- Born: 1778 Torcy
- Died: 21 August 1858 Nantes

= Antoine Noisette =

Antoine Noisette (1778 – 21 August 1858) was a French botanist who managed the botanical garden in Nantes, France, and a landscape architect, horticulturist and naturalist, brother of Louis Claude. With another brother, Philippe Stanislas, who emigrated to Charleston, South Carolina, he is credited with introducing the Noisette group of garden roses to horticulture. Joseph Noisette, their father, was gardener to the Count of Provence, the future king Louis XVIII of France.

== Career ==

In the spring of 1822, the mayor of Nantes, Louis-Hyacinthe Levesque, made initial contact with Noisette, a renowned Parisian landscape architect, to ask him to create a botanical garden at Nantes, and in October Noisette agreed to take charge of the work. In addition to a comfortable salary and official accommodation, he enjoyed a considerable advantage, the possibility of selling surplus plants for his own profit.

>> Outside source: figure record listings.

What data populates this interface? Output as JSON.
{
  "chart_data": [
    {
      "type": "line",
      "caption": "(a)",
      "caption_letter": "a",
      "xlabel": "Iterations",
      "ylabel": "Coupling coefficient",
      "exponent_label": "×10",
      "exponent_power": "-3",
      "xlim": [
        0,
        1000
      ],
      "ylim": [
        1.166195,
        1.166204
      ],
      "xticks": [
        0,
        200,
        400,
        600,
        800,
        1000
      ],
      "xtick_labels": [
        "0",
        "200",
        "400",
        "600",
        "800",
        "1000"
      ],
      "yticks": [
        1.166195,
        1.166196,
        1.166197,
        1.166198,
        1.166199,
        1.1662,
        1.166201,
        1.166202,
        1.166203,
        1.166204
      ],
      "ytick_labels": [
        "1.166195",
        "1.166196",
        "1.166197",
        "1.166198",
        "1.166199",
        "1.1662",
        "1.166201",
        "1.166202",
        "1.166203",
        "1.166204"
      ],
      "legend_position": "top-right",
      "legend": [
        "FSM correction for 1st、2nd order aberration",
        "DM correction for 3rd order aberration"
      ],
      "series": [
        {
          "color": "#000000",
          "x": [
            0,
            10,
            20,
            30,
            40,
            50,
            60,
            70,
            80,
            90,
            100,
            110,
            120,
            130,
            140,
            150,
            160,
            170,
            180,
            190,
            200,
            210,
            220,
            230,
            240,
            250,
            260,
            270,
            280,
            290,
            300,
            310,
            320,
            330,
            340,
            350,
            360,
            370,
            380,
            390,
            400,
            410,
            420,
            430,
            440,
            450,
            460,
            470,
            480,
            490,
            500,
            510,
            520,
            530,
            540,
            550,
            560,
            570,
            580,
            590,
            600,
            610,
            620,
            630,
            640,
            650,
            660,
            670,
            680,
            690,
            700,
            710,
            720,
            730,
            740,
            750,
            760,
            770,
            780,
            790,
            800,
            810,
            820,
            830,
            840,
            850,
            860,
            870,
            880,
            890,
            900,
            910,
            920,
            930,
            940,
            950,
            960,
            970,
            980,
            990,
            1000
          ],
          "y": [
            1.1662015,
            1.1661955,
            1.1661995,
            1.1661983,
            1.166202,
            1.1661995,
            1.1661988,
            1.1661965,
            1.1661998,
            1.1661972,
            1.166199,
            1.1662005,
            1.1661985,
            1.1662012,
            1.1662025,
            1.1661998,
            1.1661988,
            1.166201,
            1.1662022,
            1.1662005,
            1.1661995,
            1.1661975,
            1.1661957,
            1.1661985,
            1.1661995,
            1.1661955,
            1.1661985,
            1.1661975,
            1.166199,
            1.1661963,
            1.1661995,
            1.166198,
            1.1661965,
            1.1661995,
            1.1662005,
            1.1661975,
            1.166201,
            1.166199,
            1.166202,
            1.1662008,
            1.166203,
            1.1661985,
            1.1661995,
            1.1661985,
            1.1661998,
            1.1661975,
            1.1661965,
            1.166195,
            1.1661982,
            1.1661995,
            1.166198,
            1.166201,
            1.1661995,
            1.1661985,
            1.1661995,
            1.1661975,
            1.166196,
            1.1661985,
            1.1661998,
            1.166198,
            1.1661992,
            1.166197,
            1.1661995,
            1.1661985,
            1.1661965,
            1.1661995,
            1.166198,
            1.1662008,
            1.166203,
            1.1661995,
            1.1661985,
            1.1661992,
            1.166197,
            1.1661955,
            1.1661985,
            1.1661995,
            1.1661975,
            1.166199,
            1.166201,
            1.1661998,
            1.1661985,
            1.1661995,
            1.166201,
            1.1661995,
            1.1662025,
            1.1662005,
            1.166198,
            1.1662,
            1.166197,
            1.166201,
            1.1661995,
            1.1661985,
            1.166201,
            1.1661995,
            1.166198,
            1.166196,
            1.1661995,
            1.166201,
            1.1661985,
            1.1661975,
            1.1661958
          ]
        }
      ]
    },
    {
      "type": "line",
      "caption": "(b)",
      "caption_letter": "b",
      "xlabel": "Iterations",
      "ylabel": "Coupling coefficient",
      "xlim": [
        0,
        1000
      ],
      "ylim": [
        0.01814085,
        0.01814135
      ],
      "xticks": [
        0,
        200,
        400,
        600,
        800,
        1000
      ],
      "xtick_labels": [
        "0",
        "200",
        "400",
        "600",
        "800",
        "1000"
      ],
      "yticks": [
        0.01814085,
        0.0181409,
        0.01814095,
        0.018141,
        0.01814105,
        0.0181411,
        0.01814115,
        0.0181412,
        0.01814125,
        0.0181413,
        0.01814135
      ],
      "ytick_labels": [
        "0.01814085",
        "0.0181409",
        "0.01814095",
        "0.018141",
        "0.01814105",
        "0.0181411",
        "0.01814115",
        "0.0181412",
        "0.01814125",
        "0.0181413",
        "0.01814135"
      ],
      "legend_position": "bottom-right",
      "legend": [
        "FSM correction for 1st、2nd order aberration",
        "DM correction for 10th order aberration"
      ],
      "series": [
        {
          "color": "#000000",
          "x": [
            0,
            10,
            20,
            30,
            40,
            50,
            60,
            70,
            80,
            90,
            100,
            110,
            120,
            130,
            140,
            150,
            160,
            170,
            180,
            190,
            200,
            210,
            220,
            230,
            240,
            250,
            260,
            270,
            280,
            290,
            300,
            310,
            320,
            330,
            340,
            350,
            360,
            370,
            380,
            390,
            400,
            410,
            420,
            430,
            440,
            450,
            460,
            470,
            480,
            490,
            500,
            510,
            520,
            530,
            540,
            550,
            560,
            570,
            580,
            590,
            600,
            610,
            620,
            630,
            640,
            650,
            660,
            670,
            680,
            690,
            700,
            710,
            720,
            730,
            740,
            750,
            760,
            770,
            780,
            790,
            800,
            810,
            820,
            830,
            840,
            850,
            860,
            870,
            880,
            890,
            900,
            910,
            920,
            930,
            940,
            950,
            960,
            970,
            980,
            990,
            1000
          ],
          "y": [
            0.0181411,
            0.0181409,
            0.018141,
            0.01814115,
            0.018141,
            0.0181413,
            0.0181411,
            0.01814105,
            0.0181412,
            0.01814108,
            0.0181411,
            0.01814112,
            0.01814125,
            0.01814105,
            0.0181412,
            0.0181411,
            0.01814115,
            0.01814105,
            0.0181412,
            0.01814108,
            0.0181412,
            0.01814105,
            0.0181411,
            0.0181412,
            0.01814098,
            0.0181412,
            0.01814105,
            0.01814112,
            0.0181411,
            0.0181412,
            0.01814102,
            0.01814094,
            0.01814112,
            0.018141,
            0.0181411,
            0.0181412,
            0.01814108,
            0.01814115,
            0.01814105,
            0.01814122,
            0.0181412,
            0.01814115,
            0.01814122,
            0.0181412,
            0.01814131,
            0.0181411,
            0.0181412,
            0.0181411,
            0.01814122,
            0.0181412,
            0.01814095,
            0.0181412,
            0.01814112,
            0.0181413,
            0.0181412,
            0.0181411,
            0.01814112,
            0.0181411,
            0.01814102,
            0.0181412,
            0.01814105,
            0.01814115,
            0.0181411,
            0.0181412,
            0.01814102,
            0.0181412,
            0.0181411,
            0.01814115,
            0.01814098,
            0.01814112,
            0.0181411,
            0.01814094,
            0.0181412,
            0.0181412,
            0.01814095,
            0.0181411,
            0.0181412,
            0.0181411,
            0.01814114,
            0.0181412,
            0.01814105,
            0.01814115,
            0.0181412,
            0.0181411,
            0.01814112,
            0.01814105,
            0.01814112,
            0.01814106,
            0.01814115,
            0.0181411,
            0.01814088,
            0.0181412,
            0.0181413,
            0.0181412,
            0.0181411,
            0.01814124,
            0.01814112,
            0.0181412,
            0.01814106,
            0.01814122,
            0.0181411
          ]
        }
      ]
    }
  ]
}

In 1833, the city of Nantes decided not to renew Noisette's contract and following a report submitted to Mayor Ferdinand Favre by an oversight committee in June 1835, Noisette left his position as director of the garden in September, but not before securing the appointment of his son, Dominique, as head gardener.

== Legacy ==
A street in Nantes, in the Doulon-Bottière district was named rue Antoine-Noisette.

Noisette is buried in the Saint-Donatien Cemetery, adjoining the Basilica of Saint-Donatien, with his wife Jeanne Beauvais. In the church, a Noisette rose and a hazel branch are depicted on a keystone.